Audio volume defaults to “Soft mode” and caps at a level that does not compete with the monks’ chanting. Between explanations, the mini-program plays faint guzheng music that blends with the temple’s ambient sounds. The interface has only three buttons: Play/Pause, Previous/Next segment, and Language Switch. A German scholar who used the system remarked that the interface matched the atmosphere of Lingyin Temple and felt nothing like the noisier guided tours he had experienced elsewhere.

Content that goes beyond facts

The commentary is written to convey Buddhist stories alongside factual information. When describing the origin of Feilai Peak, it includes the legend of the Indian monk Huili who recognized the peak as a fragment of Lingjiu Mountain from central India. At the Ji Gong Hall, it recounts how Ji Gong lived at Lingyin Temple and became known for helping ordinary people despite his worn-out shoes and hat.

For cultural elements that overseas visitors may find obscure, the explanations provide plain-language context. The nine-ridge hip roof of the Great Buddha Hall is described as one of the highest forms of ancient Chinese architecture, representing the supreme status of Buddhism. The Medicine Buddha’s medicine pot is explained not as holding physical medicine but as containing “sweet dew that eliminates disaster and prolongs life.” The explanations also remind visitors of temple etiquette, such as stepping with the left foot when entering and the right foot when leaving a hall, and keeping voices low inside.

Six months of results

Since the QR code system was introduced, the average stay time for overseas tourists has increased from 40 minutes to 90 minutes. About 40% of visitors scan the same code multiple times at a single location, particularly at the Feilai Peak statues and the Medicine Buddha Hall. Paper guidebook use has dropped by 80%, and the temple’s waste volume has decreased accordingly. Volunteer workload is down by 30%.

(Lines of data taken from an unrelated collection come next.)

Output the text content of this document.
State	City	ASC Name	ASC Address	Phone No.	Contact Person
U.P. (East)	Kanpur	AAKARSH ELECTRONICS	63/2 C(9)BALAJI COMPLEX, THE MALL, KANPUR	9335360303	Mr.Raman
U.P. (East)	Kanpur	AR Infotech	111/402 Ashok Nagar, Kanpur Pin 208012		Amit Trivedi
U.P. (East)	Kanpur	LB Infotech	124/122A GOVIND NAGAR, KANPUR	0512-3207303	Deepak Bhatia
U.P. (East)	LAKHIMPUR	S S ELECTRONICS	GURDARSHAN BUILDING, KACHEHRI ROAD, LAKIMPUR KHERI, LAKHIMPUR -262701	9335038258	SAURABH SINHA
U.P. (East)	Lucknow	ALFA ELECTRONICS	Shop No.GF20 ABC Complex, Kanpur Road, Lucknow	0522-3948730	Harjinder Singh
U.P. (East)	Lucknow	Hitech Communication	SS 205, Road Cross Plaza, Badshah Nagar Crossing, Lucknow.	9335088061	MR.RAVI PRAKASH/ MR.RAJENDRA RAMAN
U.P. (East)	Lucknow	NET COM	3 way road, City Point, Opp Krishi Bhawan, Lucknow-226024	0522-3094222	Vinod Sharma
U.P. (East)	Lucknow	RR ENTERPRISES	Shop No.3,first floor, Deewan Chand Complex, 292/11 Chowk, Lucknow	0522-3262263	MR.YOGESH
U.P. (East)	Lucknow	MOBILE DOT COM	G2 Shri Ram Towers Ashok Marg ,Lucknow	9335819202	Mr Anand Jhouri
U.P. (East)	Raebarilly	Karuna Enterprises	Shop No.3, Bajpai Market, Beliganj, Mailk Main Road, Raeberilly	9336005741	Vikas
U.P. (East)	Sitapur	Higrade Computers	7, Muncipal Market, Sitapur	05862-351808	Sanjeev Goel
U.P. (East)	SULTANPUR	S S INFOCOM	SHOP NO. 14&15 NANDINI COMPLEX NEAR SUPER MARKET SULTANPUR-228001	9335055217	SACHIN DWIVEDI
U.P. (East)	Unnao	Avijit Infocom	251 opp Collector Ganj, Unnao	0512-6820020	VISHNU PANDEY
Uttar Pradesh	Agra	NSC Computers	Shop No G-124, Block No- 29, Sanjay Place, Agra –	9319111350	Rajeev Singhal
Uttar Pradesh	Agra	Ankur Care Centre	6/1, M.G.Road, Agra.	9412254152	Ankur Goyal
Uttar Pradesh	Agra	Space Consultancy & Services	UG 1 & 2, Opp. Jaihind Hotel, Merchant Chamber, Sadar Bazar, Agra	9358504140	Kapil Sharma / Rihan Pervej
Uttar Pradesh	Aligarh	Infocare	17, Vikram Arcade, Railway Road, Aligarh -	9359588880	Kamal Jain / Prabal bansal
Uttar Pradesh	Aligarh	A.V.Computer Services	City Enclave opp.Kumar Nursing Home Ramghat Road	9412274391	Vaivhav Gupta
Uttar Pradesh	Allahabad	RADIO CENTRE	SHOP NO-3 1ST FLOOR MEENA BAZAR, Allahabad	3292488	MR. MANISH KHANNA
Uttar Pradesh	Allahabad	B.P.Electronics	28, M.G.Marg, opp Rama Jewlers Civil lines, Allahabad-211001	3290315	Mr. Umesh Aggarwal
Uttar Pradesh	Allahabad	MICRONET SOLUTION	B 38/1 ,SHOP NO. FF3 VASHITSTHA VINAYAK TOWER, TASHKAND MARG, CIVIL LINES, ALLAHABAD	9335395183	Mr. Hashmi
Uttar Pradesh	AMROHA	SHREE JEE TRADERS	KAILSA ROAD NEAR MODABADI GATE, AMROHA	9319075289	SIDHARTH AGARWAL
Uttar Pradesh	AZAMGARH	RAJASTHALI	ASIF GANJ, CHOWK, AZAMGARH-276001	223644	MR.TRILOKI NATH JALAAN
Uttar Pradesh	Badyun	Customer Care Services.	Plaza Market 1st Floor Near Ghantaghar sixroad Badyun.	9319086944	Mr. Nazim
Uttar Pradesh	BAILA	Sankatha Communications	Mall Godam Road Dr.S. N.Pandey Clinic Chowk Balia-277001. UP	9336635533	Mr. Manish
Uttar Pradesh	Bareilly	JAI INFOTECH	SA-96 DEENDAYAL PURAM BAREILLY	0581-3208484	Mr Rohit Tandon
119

The most notable outcome came from a German Buddhist researcher who, after learning about the Twelve Great Vows of the Medicine Buddha through the QR code guide, contacted Lingyin Temple to propose a Sino-German Buddhist cultural exchange project. Master Yongming described it as evidence that Zen can cross languages and borders.

Yingmi is developing AR features that would let visitors scan a code and see reimagined historical views of the statues, as well as support for additional languages including Arabic and Russian. The thinking behind the project is straightforward: the ideas embedded in this 1,600-year-old temple should be accessible to anyone curious enough to look.